I don't know if this is very clear. To rephrase: "acceptance" should be a conversation, and it's one that we should allow to grow and change as the customer sees the software and refines her understanding of what she wants. Testing is too limited, and too rigid. Asking customers to read and write acceptance tests is a poor use of their time, skill, and inclinations.

I have more here:

Lack of Fluency?

10 Aug, 2012

Dave Nicolette has written a thoughtful critique of my article with Diana Larsen, Your Path through Agile Fluency. I'm going to take a moment to respond to his points here.

Dave's lays out his core criticism thusly:

The gist of the article appears to be that we can effect organizational improvement in a large company by driving change from the level of individual software development teams.

He spends the rest of his article elaborating on this point, and particularly making the point that most software is built in IT (rather than product) organizations, where software teams have little ability to drive change.

It's a well-made argument, and I agree with it. Organizational change does require top-down support, and software teams in IT do have little ability to drive bottom-up change.

Just one problem: I don't see why Dave presents this as a criticism. Our article isn't about using software teams to drive organizational change.

Our essay describes how teams progress through stages of Agile fluency. It's based on what we've seen in 13 years of applying Agile and observing others' Agile efforts. We've developed the fluency model over the last year and a half. Along the way, we've reviewed it with dozens of people in all sorts of roles--team members, managers, executives, and consultants. The feedback has been clear: the model reflects their experiences. I doubt it's perfect, but the fluency model reflects reality to the best of our ability.

This model isn't about how organizations grow. It's about how teams grow. (There's probably room for an article about organizational Agile fluency, but that's for another time.) And this is what we see:

1. Teams learning Agile first get good at focusing on the business perspective. User stories and the like. (That's not to say that every team using user stories is successfully focusing on the business perspective!) This requires some cultural changes at the team level.

2. If the team has been working on improving their development skills, they get good at this next. It takes longer than the first stage because there's a lot to learn. I'm talking TDD, refactoring, and so forth. Some teams don't bother.

3. Typically, by this point, the team has been feeling the pain of poor business involvement for a while. Sometimes, in organizations that support it, the team gets good at the business side of things next. It takes longer than the previous stage because "getting good at it" means involving people outside the team. Most organizations are set up with "business" and "software" in different parts of the org chart, and this "third star" of fluency typically (but not always) requires them to be merged into cross-functional teams.

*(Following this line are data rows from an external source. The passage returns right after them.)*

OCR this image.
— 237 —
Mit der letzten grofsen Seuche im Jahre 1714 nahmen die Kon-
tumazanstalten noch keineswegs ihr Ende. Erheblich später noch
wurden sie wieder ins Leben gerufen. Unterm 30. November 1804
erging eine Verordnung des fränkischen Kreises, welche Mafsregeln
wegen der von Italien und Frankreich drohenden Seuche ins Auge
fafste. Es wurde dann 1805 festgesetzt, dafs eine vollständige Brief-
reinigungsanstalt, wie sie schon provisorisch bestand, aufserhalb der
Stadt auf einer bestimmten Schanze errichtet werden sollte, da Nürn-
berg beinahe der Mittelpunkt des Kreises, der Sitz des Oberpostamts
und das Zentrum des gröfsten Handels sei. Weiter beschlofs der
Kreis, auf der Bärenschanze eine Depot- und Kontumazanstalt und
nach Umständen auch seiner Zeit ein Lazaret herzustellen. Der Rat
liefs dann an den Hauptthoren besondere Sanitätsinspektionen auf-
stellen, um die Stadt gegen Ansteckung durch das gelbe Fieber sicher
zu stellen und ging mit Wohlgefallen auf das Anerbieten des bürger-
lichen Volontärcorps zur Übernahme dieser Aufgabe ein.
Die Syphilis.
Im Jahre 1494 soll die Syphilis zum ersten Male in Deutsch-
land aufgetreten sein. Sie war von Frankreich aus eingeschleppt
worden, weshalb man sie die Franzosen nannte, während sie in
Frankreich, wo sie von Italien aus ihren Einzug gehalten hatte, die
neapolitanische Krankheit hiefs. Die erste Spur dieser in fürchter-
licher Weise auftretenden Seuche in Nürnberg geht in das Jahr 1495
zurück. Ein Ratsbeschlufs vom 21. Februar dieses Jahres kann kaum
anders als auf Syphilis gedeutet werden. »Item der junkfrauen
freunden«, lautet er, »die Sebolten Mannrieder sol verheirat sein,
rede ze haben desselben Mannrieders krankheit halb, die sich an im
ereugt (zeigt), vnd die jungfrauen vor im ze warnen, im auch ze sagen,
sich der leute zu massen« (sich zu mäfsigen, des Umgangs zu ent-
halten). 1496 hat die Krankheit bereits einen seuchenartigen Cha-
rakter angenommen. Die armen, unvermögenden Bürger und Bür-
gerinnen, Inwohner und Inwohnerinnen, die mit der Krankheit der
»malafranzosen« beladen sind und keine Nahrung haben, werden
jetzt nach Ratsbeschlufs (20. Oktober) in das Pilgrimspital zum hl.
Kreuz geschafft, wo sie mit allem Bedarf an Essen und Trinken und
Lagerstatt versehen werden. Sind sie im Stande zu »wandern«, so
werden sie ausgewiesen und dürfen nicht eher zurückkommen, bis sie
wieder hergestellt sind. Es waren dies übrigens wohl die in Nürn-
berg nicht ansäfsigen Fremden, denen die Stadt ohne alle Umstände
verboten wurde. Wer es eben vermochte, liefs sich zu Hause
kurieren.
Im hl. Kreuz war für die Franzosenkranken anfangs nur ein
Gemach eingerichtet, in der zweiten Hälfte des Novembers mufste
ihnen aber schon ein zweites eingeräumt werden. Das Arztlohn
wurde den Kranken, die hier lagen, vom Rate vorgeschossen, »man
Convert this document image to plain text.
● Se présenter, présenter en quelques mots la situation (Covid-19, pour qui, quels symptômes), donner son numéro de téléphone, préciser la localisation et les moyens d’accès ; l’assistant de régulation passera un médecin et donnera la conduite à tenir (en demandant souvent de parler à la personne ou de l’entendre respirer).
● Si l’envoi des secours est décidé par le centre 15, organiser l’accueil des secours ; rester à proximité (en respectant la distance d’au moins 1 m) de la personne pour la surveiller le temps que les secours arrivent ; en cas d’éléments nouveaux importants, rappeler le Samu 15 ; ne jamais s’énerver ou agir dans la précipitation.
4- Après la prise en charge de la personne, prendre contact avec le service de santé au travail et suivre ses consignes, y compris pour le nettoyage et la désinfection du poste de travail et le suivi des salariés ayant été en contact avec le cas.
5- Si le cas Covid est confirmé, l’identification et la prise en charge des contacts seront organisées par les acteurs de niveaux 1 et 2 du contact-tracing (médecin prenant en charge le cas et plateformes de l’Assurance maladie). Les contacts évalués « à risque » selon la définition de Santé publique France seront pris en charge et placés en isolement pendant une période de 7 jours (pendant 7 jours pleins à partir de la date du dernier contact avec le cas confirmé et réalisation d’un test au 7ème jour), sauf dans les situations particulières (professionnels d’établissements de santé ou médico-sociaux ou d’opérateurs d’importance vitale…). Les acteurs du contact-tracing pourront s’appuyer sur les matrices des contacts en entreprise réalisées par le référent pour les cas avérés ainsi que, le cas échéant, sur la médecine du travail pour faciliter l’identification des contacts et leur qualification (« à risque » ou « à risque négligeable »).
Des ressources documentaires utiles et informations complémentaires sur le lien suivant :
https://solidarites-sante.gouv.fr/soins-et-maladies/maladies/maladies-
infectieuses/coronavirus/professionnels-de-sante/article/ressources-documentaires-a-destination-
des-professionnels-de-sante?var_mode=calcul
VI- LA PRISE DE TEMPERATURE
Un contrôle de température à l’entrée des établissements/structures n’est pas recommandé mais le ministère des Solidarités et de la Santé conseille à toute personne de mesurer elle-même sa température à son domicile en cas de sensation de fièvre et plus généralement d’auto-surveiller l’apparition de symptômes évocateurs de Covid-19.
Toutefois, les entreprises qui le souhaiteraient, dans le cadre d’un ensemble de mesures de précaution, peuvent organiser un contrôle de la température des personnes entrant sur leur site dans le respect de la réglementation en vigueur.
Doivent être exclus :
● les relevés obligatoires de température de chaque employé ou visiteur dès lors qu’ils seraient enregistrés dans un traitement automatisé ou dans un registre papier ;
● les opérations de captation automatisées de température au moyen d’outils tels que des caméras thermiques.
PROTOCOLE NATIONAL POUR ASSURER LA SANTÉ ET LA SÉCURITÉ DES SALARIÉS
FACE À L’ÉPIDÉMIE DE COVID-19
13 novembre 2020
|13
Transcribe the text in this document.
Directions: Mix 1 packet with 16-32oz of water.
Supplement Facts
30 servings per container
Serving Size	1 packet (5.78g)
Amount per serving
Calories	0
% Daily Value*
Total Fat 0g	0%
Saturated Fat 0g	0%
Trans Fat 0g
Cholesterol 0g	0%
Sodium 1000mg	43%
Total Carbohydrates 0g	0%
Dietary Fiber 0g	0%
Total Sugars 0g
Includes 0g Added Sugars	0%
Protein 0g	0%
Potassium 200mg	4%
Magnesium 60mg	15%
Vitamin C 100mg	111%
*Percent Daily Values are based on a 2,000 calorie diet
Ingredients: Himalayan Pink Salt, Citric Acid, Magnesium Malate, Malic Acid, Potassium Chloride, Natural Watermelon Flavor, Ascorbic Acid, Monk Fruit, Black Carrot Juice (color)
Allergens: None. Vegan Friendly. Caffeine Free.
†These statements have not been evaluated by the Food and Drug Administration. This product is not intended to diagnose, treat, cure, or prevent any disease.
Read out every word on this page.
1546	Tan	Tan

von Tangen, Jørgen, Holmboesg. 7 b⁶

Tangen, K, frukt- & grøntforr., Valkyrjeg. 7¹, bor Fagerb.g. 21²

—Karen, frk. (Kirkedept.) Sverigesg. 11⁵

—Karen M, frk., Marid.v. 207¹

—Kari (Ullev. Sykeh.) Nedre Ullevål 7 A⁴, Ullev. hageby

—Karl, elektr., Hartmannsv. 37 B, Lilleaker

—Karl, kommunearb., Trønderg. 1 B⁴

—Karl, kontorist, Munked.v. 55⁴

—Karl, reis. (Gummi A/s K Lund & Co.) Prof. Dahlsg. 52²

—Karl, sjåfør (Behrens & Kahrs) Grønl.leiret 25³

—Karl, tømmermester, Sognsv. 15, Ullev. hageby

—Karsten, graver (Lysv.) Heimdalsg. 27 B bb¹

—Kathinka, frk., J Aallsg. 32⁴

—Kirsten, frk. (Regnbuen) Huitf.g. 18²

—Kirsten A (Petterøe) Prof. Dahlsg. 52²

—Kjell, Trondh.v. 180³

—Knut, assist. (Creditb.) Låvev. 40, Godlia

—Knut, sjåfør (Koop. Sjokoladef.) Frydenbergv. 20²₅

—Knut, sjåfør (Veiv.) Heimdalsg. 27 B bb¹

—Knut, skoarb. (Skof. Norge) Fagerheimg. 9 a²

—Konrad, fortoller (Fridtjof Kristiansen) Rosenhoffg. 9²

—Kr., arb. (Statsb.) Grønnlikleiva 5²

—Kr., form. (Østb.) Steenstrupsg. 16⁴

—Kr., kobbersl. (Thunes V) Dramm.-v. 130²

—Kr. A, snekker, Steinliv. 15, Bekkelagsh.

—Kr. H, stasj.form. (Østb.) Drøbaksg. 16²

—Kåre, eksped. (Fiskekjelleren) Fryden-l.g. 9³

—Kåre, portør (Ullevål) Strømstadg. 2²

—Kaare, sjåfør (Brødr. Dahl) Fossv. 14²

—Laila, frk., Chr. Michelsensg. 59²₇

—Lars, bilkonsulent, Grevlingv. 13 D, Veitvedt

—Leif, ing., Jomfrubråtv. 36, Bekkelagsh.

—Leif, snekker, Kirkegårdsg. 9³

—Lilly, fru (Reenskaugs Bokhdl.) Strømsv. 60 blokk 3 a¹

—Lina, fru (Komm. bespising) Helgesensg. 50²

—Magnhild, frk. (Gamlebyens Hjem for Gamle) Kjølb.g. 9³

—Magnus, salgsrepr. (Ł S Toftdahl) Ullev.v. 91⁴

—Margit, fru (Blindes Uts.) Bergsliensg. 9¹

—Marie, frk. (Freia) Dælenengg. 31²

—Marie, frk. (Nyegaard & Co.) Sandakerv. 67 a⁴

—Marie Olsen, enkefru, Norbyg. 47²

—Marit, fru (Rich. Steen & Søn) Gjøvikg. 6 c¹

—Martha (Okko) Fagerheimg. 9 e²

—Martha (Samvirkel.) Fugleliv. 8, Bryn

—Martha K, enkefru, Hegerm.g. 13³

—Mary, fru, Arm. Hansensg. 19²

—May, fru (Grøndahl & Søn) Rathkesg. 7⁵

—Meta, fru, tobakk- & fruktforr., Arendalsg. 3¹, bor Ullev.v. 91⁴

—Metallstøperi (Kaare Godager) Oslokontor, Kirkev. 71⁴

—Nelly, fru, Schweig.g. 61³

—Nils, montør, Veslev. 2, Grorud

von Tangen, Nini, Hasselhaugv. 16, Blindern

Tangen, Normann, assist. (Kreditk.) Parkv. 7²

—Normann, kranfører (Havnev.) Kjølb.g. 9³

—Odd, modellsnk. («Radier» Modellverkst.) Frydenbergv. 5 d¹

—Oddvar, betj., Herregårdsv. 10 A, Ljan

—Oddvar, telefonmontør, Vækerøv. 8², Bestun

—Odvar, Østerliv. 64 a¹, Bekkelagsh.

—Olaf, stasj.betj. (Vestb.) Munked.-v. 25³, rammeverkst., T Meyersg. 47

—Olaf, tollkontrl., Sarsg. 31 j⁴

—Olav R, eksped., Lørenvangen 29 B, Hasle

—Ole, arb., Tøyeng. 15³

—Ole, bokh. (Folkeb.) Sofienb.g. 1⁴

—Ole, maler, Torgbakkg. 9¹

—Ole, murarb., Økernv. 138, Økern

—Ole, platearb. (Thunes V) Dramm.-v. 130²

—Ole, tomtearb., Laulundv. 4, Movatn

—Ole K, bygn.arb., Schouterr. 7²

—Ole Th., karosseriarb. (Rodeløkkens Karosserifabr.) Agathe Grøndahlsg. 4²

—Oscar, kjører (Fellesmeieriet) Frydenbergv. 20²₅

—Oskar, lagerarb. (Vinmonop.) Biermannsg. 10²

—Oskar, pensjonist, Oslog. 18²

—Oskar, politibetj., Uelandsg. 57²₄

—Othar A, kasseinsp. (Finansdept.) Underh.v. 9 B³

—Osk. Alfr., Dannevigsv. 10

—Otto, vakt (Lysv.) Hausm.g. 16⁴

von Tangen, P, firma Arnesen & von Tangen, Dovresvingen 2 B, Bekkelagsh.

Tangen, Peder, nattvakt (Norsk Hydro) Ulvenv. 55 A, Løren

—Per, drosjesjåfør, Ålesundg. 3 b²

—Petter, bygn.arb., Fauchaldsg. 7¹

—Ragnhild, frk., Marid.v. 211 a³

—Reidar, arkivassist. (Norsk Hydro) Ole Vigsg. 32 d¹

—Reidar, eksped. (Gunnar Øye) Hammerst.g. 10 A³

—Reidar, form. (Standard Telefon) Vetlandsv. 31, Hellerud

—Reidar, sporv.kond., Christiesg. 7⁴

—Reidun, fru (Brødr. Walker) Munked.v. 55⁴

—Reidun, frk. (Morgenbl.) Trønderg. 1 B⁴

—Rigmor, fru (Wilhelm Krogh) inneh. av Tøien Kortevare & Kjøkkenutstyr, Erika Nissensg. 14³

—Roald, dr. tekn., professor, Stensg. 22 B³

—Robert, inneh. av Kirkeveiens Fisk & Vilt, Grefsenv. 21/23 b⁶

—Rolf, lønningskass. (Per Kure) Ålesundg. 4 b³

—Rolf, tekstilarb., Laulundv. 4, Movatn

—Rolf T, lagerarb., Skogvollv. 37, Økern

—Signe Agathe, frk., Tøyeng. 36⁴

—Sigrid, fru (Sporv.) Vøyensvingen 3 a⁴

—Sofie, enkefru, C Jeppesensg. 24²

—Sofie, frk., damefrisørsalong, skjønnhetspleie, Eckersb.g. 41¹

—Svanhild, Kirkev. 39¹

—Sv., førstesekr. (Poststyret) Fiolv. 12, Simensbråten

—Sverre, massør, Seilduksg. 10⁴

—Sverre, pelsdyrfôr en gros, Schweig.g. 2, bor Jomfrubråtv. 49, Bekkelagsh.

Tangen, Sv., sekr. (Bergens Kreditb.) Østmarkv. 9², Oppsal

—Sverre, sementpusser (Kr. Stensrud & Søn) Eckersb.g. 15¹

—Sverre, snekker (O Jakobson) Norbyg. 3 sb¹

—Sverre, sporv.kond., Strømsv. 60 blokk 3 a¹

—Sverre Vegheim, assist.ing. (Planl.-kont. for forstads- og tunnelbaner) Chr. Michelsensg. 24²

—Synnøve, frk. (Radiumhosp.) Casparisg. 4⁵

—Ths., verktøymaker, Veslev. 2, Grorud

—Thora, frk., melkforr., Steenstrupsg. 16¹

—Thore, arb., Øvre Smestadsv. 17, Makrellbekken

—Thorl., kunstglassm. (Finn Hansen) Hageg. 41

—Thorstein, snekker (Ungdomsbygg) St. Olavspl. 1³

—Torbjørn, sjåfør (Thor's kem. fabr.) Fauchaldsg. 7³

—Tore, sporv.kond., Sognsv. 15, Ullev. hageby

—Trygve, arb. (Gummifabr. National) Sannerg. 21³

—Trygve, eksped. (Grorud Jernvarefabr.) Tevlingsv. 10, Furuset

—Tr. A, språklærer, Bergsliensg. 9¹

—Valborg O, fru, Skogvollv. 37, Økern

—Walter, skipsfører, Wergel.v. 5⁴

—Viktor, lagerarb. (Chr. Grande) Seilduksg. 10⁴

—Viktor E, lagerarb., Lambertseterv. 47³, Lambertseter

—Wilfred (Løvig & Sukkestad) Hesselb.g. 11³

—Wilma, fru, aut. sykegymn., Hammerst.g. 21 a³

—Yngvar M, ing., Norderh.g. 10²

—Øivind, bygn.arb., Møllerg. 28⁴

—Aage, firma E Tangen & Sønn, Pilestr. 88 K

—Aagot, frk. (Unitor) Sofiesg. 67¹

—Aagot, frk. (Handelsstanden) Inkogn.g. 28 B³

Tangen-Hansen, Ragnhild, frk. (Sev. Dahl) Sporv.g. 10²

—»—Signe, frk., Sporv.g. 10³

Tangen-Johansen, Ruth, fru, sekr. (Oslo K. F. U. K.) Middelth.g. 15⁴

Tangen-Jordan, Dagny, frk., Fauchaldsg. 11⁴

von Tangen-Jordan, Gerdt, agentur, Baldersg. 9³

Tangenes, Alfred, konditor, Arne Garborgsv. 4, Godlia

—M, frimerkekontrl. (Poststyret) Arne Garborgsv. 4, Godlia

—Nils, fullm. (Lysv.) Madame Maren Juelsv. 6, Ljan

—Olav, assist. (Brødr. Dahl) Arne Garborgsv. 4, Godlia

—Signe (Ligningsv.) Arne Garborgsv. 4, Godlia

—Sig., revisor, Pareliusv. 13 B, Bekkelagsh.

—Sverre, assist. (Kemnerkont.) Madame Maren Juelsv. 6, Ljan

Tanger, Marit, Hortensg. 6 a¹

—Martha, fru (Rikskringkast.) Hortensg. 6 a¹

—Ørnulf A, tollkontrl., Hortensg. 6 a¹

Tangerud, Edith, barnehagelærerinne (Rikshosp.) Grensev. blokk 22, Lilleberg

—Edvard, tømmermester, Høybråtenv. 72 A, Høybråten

We don't say how to make this happen, just that it's a prerequisite for three-star fluency, and that these sorts of changes to organizational structure are difficult and require spending organizational capital. It can be top-down or bottom-up. (Really, it has to be both.) We also say that it may not be worth making this investment. Two-star fluency could be enough.

4. Finally, in a few companies, the team's focus extends beyond its product/projects to helping to optimize the overall system. This requires an organizational culture that likes its teams to advise on whole-company issues. Again, we don't say how to achieve this, just that it's a prerequisite for four-star fluency, and that we've only seen it happen in small companies, and typically companies that have this as an organizational value from the beginning. We again emphasize that more stars aren't necessarily worth the investment.

So, to recap: Dave argues that the individual software teams in IT cannot drive bottom-up organizational change. I agree. Organizational change must occur if you want to achieve three- or four-star fluency, but our article doesn't describe how to do so. It just says it's necessary.